People pass barricades near the Dnipro Hotel in Kiev, where a tense standoff between Ukrainian police and a radical nationalist group Right Sector ended Tuesday when its members surrendered their weapons. Their departure followed a shooting spree in which a Right Sector member shot and wounded three people, including a deputy mayor, outside a restaurant adjacent to the capital's Independence Square.
The Associated Press
NATO foreign ministers were gathering for a two-day meeting in Brussels to consider further steps in the wake of Russia's annexation of Crimea, including measures to reassure the Baltic states, Poland, and Romania that the alliance would help guarantee their security.

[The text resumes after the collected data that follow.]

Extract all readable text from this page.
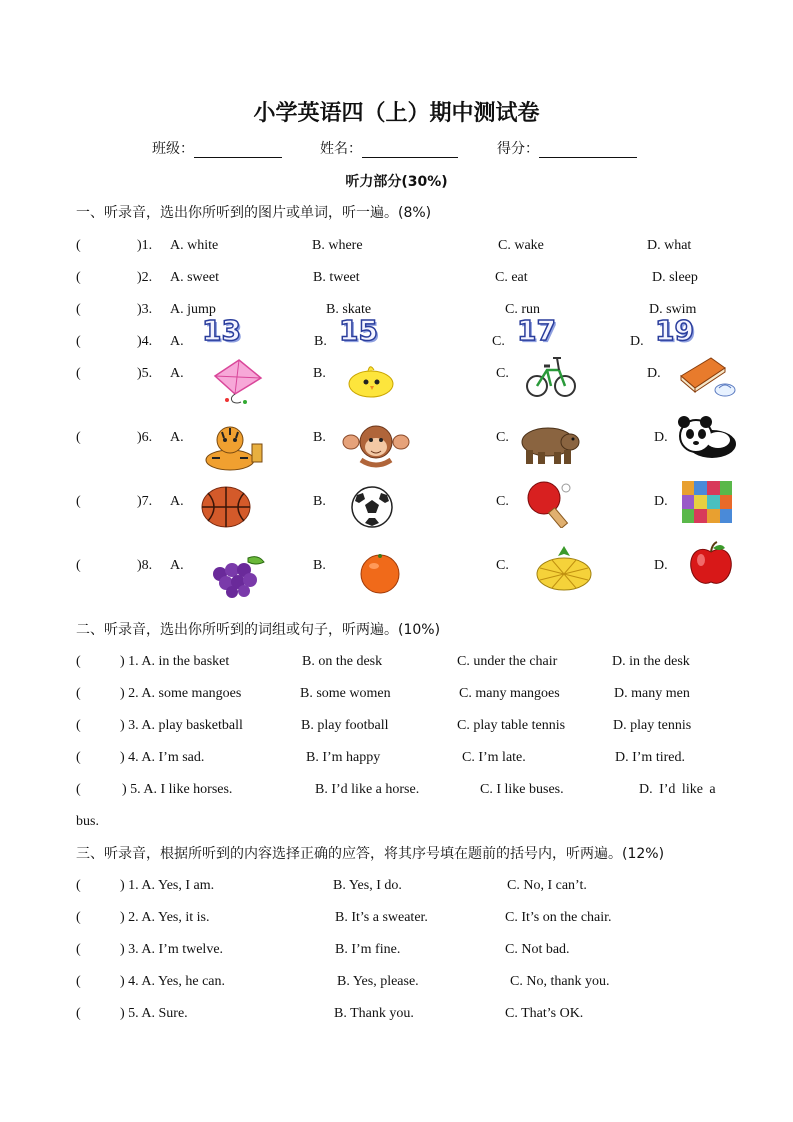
小学英语四（上）期中测试卷
班级：	姓名：	得分：
听力部分(30%)
一、听录音，选出你所听到的图片或单词，听一遍。(8%)
(	)1. A. white	B. where	C. wake	D. what
(	)2. A. sweet	B. tweet	C. eat	D. sleep
(	)3. A. jump	B. skate	C. run	D. swim
(	)4. A. 13	B. 15	C. 17	D. 19
(	)5. A.	B.	C.	D.
(	)6. A.	B.	C.	D.
(	)7. A.	B.	C.	D.
(	)8. A.	B.	C.	D.
二、听录音，选出你所听到的词组或句子，听两遍。(10%)
(	) 1. A. in the basket	B. on the desk	C. under the chair	D. in the desk
(	) 2. A. some mangoes	B. some women	C. many mangoes	D. many men
(	) 3. A. play basketball	B. play football	C. play table tennis	D. play tennis
(	) 4. A. I’m sad.	B. I’m happy	C. I’m late.	D. I’m tired.
(	) 5. A. I like horses.	B. I’d like a horse.	C. I like buses.	D. I’d like a
bus.
三、听录音，根据所听到的内容选择正确的应答，将其序号填在题前的括号内，听两遍。(12%)
(	) 1. A. Yes, I am.	B. Yes, I do.	C. No, I can’t.
(	) 2. A. Yes, it is.	B. It’s a sweater.	C. It’s on the chair.
(	) 3. A. I’m twelve.	B. I’m fine.	C. Not bad.
(	) 4. A. Yes, he can.	B. Yes, please.	C. No, thank you.
(	) 5. A. Sure.	B. Thank you.	C. That’s OK.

Alexei Miller, the head of Russia's state-controlled natural gas giant Gazprom, said Tuesday that the company has withdrawn December's Discount that put the price of gas at $268.50 per 1,000 cubic meters and set the price at $385.50 per 1,000 cubic meters for the second quarter.
The discount was part of a financial lifeline which Russian President Vladimir Putin offered to Ukraine's President, Viktor Yanukovych, after his decision to ditch a pact with the European Union in favor of closer ties with Moscow. The move fueled three months of protests which led Yanukovych to flee to Russia in February.
Radical nationalist groups played a key role in Yanukovych's ouster, but they quickly fell out with the new government. Many activists are still encamped on Kiev's Independence Square, known as the Maidan, and have signaled their intent to remain there until the election of what they deem to be a legitimate government.
Last week, one of the leaders of the most prominent radical group, the Right Sector, was shot dead while resisting police.
Right Sector members then besieged parliament for several hours, breaking windows and demanding the resignation of Interior Minister Arsen Avakov. They lifted the blockade after lawmakers set up a panel to investigate the killing.
Late Monday, a Right Sector member shot and wounded three people outside a restaurant adjacent to Kiev's main Independence Square, including a deputy city mayor, triggering a standoff that lasted overnight.
Police responded by surrounding the downtown Dnipro Hotel, which Right Sector had commandeered as its headquarters, demanding that the radicals lay down their weapons and leave. Avakov said that Right Sector members agreed Tuesday to leave their weapons behind and went to a suburban camp, escorted by officers of Ukraine's Security Service.
The Ukrainian parliament then voted to order police to disarm all illegal armed units. Backers of the measure said the drive was needed to combat a recent surge in violent crime and to defuse the risk of provocations by "foreign citizens" in Kiev and the south and east of Ukraine, heavily Russian-speaking regions where anti-government groups have rallied over the past several weekends in calls for secession.
In March, authorities launched a broad appeal for the voluntary surrender of weapons, many of which went astray from police depots during months of unrest. The government has said a similar amnesty will remain in effect in April.
If police disarm nationalists and other radical groups, it would undermine Russia's key argument: the allegation that the new Ukrainian government was kowtowing to nationalist radicals, who threaten Russian-speakers in southeastern Ukraine. Russia has pointed at the perceived threat from ultranationalists to defend its annexation of Crimea, and has concentrated tens of thousands of troops along its border with Ukraine, drawing Western fears of an invasion.
Putin and other officials have said that Russia has no intention of invading Ukraine. Defense Minister Sergei Shoigu insisted Tuesday that the Kremlin wants a "political settlement that would take interests and rights of the entire Ukrainian people into account."
NATO Secretary General Anders Fogh Rasmussen said he couldn't confirm reports of a Russian pullback from Ukraine's borders.